By the same token, be reasonable in your criticisms of players or others in the spotlight. As fans, it's sometimes easy to lose sight of the fact that these are all real people we're talking about, with lives, with families, with their own problems and issues. There's a difference between making fun of a guy (for being fat, for example) and calling out a guy for being mediocre, based on statistics and quantifiable evidence. 

And one more thing that came up this week: if you make a point, make it once and move on. Don't copy-paste yourself in ten different threads. If you sincerely feel you weren't addressed the first time around and really want people's takes on your original comment, ask for it. Baiting for responses is infinitely less productive than simply being direct.

Finally, let's keep the negativity in check. If you think Quincy Pondexter was a terrible pick, don't tell people about it in a "should we bring back Sean Marks?" thread. If you think the Hornets are doomed, we don't need to hear it in your every comment. Again, (and I'll make this rule 6a) make your point and move on. If it's a good one, people will talk about it; that's the way the internet works. 

7. THE 9/11 RULE

As Dwyane Wade/FanHouse found this week, making ridiculous comparisons can get you in hot water. Nothing that happens on a basketball court can or should ever be compared to 9/11, the Holocaust, etc. This should be pretty self explanatory. Making the comparison just weakens your argument.



One of the great things about the SBN platform is the community's ability to provide instantaneous feedback  to comments. Stealing from Liberty Ballers' rec how-to-guide:


Click 'actions'.


Then click either 'rec' or 'flag'.


Witness the magic as the comment turns green!


On At the Hive, a comment will turn green after it has been recommended two times. If you think a comment is clever, funny, smart, or awesome, let the author of the comment know by reccing it. It's visually more appealing than writing "+1" or similar.


On the flip side, the community can also flag bad comments. It works the same way as reccing; however, you need to provide a reason for the flag (spam, inappropriate, etc). The moderators can then track down the offending comments. 

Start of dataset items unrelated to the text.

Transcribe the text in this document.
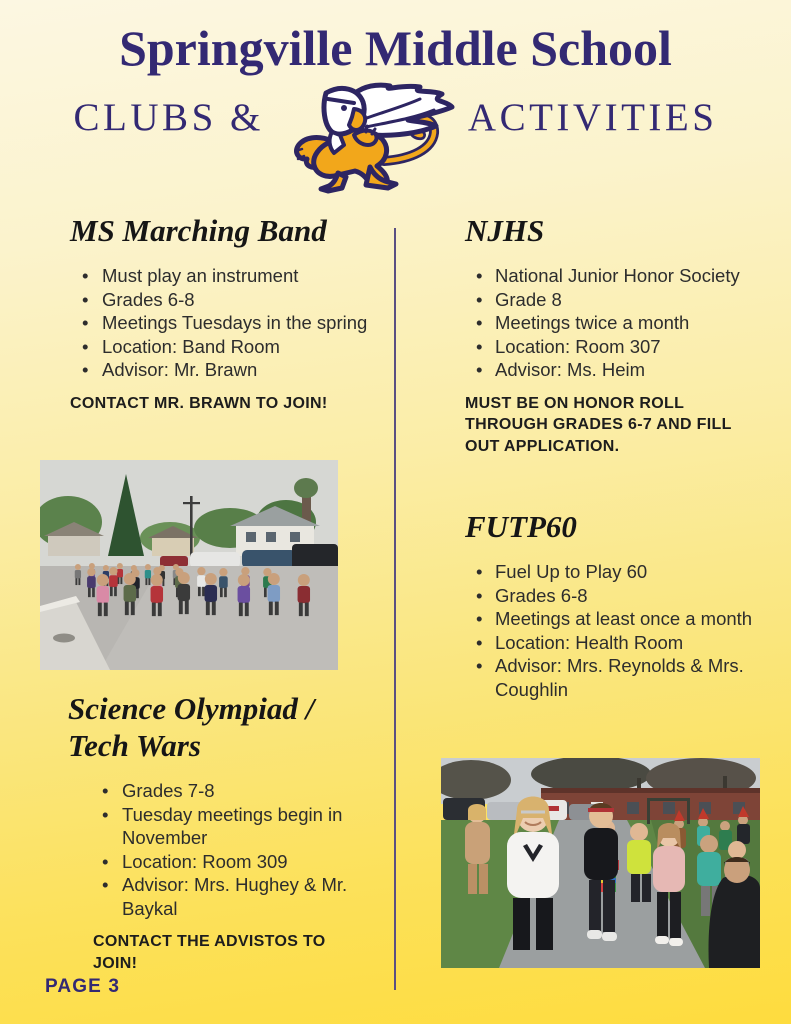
Springville Middle School
CLUBS &	ACTIVITIES
MS Marching Band
• Must play an instrument
• Grades 6-8
• Meetings Tuesdays in the spring
• Location: Band Room
• Advisor: Mr. Brawn
CONTACT MR. BRAWN TO JOIN!
NJHS
• National Junior Honor Society
• Grade 8
• Meetings twice a month
• Location: Room 307
• Advisor: Ms. Heim
MUST BE ON HONOR ROLL THROUGH GRADES 6-7 AND FILL OUT APPLICATION.
Science Olympiad / Tech Wars
• Grades 7-8
• Tuesday meetings begin in November
• Location: Room 309
• Advisor: Mrs. Hughey & Mr. Baykal
CONTACT THE ADVISTOS TO JOIN!
FUTP60
• Fuel Up to Play 60
• Grades 6-8
• Meetings at least once a month
• Location: Health Room
• Advisor: Mrs. Reynolds & Mrs. Coughlin
PAGE 3
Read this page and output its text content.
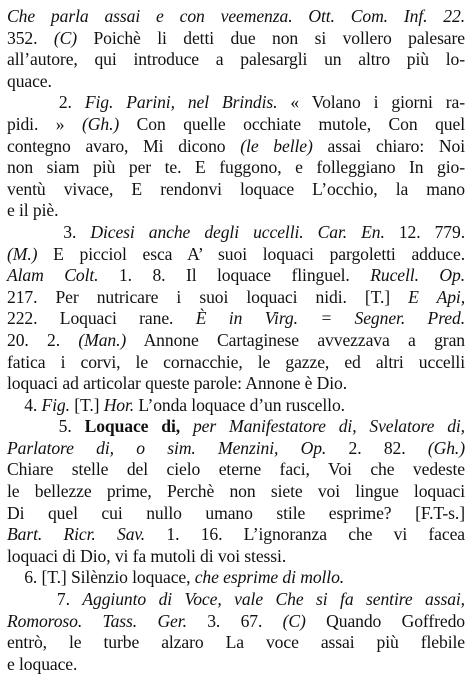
Che parla assai e con veemenza. Ott. Com. Inf. 22.
352. (C) Poichè li detti due non si vollero palesare
all’autore, qui introduce a palesargli un altro più lo-
quace.
2. Fig. Parini, nel Brindis. « Volano i giorni ra-
pidi. » (Gh.) Con quelle occhiate mutole, Con quel
contegno avaro, Mi dicono (le belle) assai chiaro: Noi
non siam più per te. E fuggono, e folleggiano In gio-
ventù vivace, E rendonvi loquace L’occhio, la mano
e il piè.
3. Dicesi anche degli uccelli. Car. En. 12. 779.
(M.) E picciol esca A’ suoi loquaci pargoletti adduce.
Alam Colt. 1. 8. Il loquace flinguel. Rucell. Op.
217. Per nutricare i suoi loquaci nidi. [T.] E Api,
222. Loquaci rane. È in Virg. = Segner. Pred.
20. 2. (Man.) Annone Cartaginese avvezzava a gran
fatica i corvi, le cornacchie, le gazze, ed altri uccelli
loquaci ad articolar queste parole: Annone è Dio.
4. Fig. [T.] Hor. L’onda loquace d’un ruscello.
5. Loquace di, per Manifestatore di, Svelatore di,
Parlatore di, o sim. Menzini, Op. 2. 82. (Gh.)
Chiare stelle del cielo eterne faci, Voi che vedeste
le bellezze prime, Perchè non siete voi lingue loquaci
Di quel cui nullo umano stile esprime? [F.T-s.]
Bart. Ricr. Sav. 1. 16. L’ignoranza che vi facea
loquaci di Dio, vi fa mutoli di voi stessi.
6. [T.] Silènzio loquace, che esprime di mollo.
7. Aggiunto di Voce, vale Che si fa sentire assai,
Romoroso. Tass. Ger. 3. 67. (C) Quando Goffredo
entrò, le turbe alzaro La voce assai più flebile
e loquace.
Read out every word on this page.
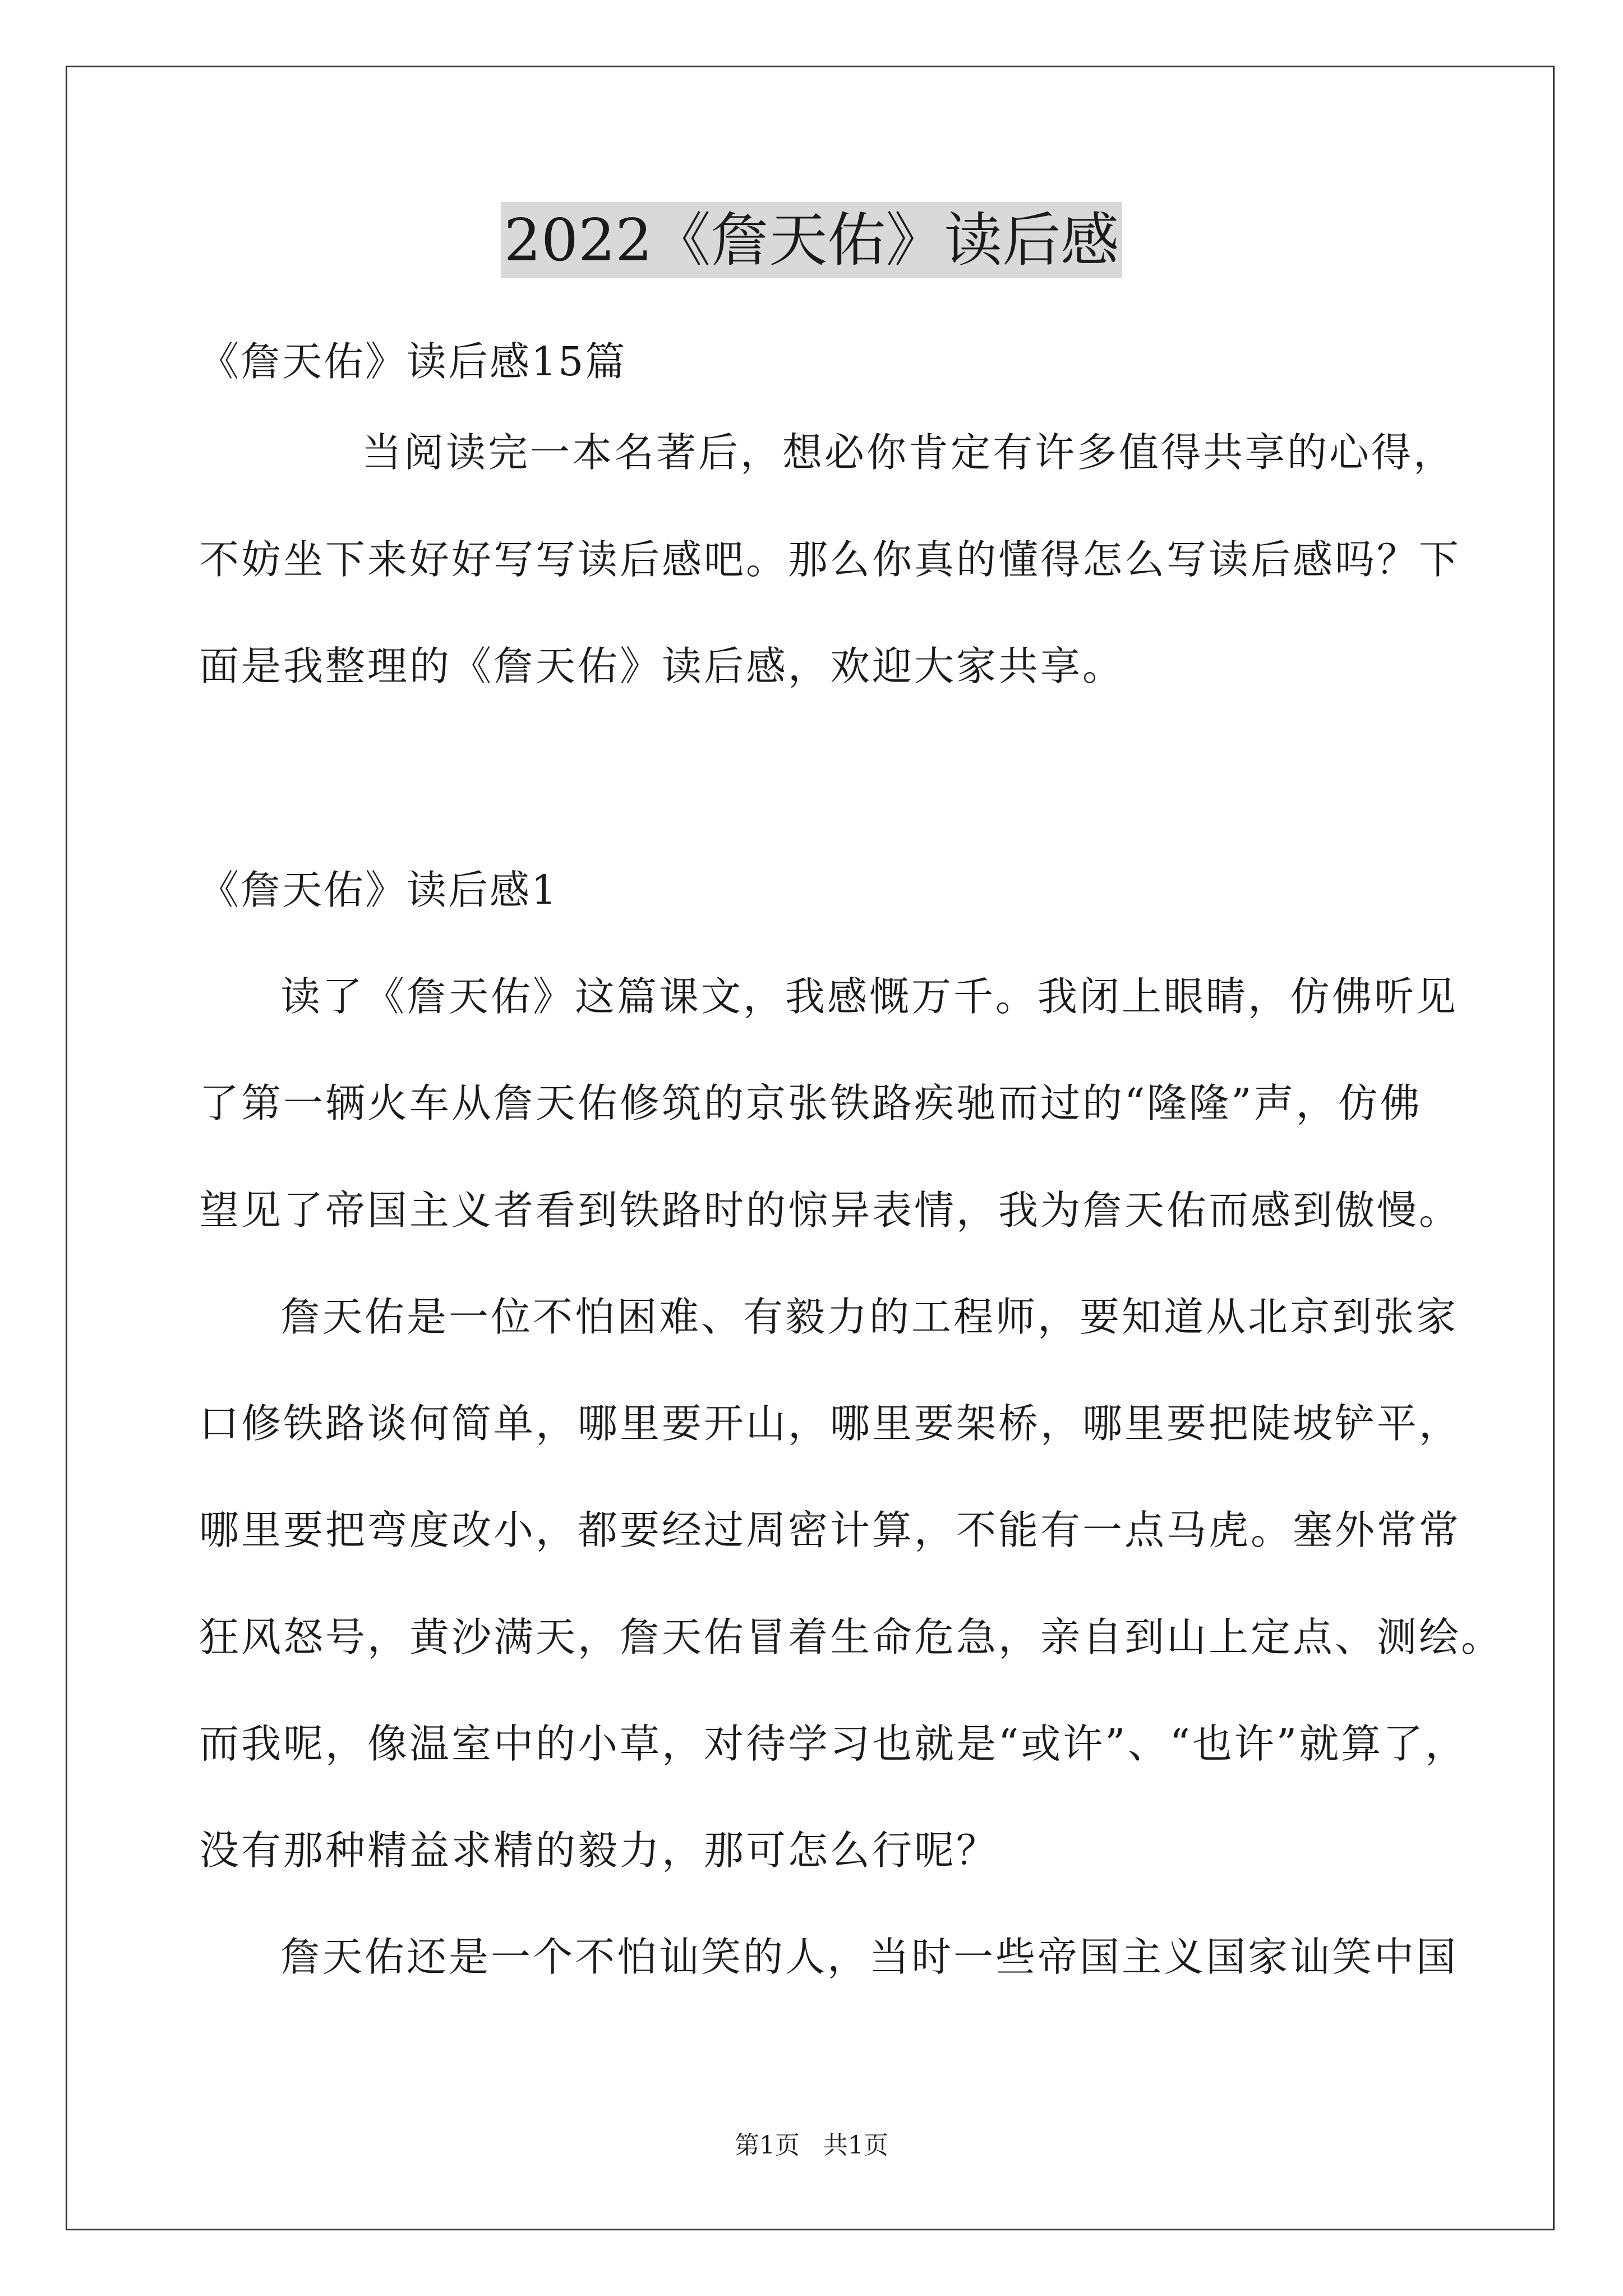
2022《詹天佑》读后感
《詹天佑》读后感15篇
当阅读完一本名著后，想必你肯定有许多值得共享的心得，
不妨坐下来好好写写读后感吧。那么你真的懂得怎么写读后感吗？下
面是我整理的《詹天佑》读后感，欢迎大家共享。
《詹天佑》读后感1
读了《詹天佑》这篇课文，我感慨万千。我闭上眼睛，仿佛听见
了第一辆火车从詹天佑修筑的京张铁路疾驰而过的“隆隆”声，仿佛
望见了帝国主义者看到铁路时的惊异表情，我为詹天佑而感到傲慢。
詹天佑是一位不怕困难、有毅力的工程师，要知道从北京到张家
口修铁路谈何简单，哪里要开山，哪里要架桥，哪里要把陡坡铲平，
哪里要把弯度改小，都要经过周密计算，不能有一点马虎。塞外常常
狂风怒号，黄沙满天，詹天佑冒着生命危急，亲自到山上定点、测绘。
而我呢，像温室中的小草，对待学习也就是“或许”、“也许”就算了，
没有那种精益求精的毅力，那可怎么行呢？
詹天佑还是一个不怕讪笑的人，当时一些帝国主义国家讪笑中国
第1页 共1页
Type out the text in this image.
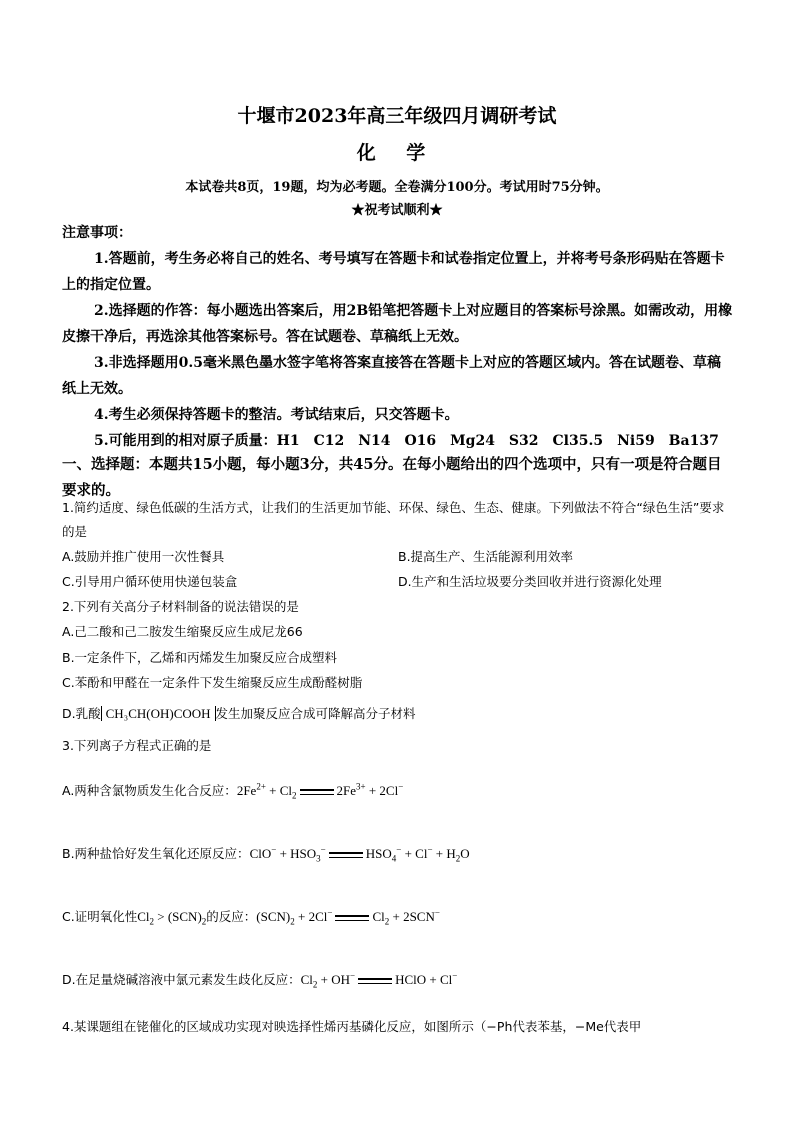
十堰市2023年高三年级四月调研考试
化 学
本试卷共8页，19题，均为必考题。全卷满分100分。考试用时75分钟。
★祝考试顺利★
注意事项：
1.答题前，考生务必将自己的姓名、考号填写在答题卡和试卷指定位置上，并将考号条形码贴在答题卡上的指定位置。
2.选择题的作答：每小题选出答案后，用2B铅笔把答题卡上对应题目的答案标号涂黑。如需改动，用橡皮擦干净后，再选涂其他答案标号。答在试题卷、草稿纸上无效。
3.非选择题用0.5毫米黑色墨水签字笔将答案直接答在答题卡上对应的答题区域内。答在试题卷、草稿纸上无效。
4.考生必须保持答题卡的整洁。考试结束后，只交答题卡。
5.可能用到的相对原子质量：H1　C12　N14　O16　Mg24　S32　Cl35.5　Ni59　Ba137
一、选择题：本题共15小题，每小题3分，共45分。在每小题给出的四个选项中，只有一项是符合题目要求的。
1.简约适度、绿色低碳的生活方式，让我们的生活更加节能、环保、绿色、生态、健康。下列做法不符合“绿色生活”要求的是
A.鼓励并推广使用一次性餐具	B.提高生产、生活能源利用效率
C.引导用户循环使用快递包装盒	D.生产和生活垃圾要分类回收并进行资源化处理
2.下列有关高分子材料制备的说法错误的是
A.己二酸和己二胺发生缩聚反应生成尼龙66
B.一定条件下，乙烯和丙烯发生加聚反应合成塑料
C.苯酚和甲醛在一定条件下发生缩聚反应生成酚醛树脂
D.乳酸 CH₃CH(OH)COOH 发生加聚反应合成可降解高分子材料
3.下列离子方程式正确的是
A.两种含氯物质发生化合反应：$2Fe^{2+} + Cl_2$	$2Fe^{3+} + 2Cl^-$
B.两种盐恰好发生氧化还原反应：$ClO^- + HSO_3^-$	$HSO_4^- + Cl^- + H_2O$
C.证明氧化性$Cl_2 > (SCN)_2$的反应：$(SCN)_2 + 2Cl^-$	$Cl_2 + 2SCN^-$
D.在足量烧碱溶液中氯元素发生歧化反应：$Cl_2 + OH^-$	HClO + Cl−
4.某课题组在铑催化的区域成功实现对映选择性烯丙基磷化反应，如图所示（−Ph代表苯基，−Me代表甲
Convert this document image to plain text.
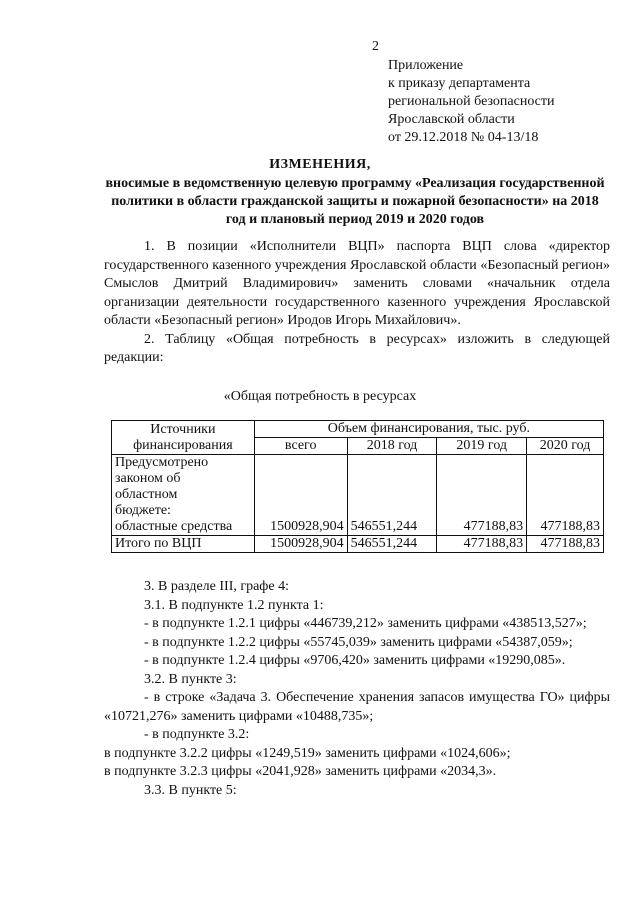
2
Приложение
к приказу департамента
региональной безопасности
Ярославской области
от 29.12.2018 № 04-13/18
ИЗМЕНЕНИЯ,
вносимые в ведомственную целевую программу «Реализация государственной политики в области гражданской защиты и пожарной безопасности» на 2018 год и плановый период 2019 и 2020 годов

1. В позиции «Исполнители ВЦП» паспорта ВЦП слова «директор государственного казенного учреждения Ярославской области «Безопасный регион» Смыслов Дмитрий Владимирович» заменить словами «начальник отдела организации деятельности государственного казенного учреждения Ярославской области «Безопасный регион» Иродов Игорь Михайлович».

2. Таблицу «Общая потребность в ресурсах» изложить в следующей редакции:

«Общая потребность в ресурсах
Источники финансирования	Объем финансирования, тыс. руб.			
	всего	2018 год	2019 год	2020 год

Предусмотрено законом об областном бюджете:
областные средства	1500928,904	546551,244	477188,83	477188,83
Итого по ВЦП	1500928,904	546551,244	477188,83	477188,83

3. В разделе III, графе 4:

3.1. В подпункте 1.2 пункта 1:

- в подпункте 1.2.1 цифры «446739,212» заменить цифрами «438513,527»;

- в подпункте 1.2.2 цифры «55745,039» заменить цифрами «54387,059»;

- в подпункте 1.2.4 цифры «9706,420» заменить цифрами «19290,085».

3.2. В пункте 3:

- в строке «Задача 3. Обеспечение хранения запасов имущества ГО» цифры «10721,276» заменить цифрами «10488,735»;

- в подпункте 3.2:

в подпункте 3.2.2 цифры «1249,519» заменить цифрами «1024,606»;

в подпункте 3.2.3 цифры «2041,928» заменить цифрами «2034,3».

3.3. В пункте 5:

No name calling, no insults based on race, gender, creed, orientation... you get the picture. Again, this should be a self explanatory rule. Offenders will be warned on the first offense, and banned for later offenses.


If you see a well-intentioned commenter breaking a rule, kindly point them in the right direction. Anybody that follows these ten rules is probably a great commenter, and overall awesome human being. And propositions for new rules are always accepted, because hey, who doesn't love to follow rules. That's it for now. I'm out like LBJ.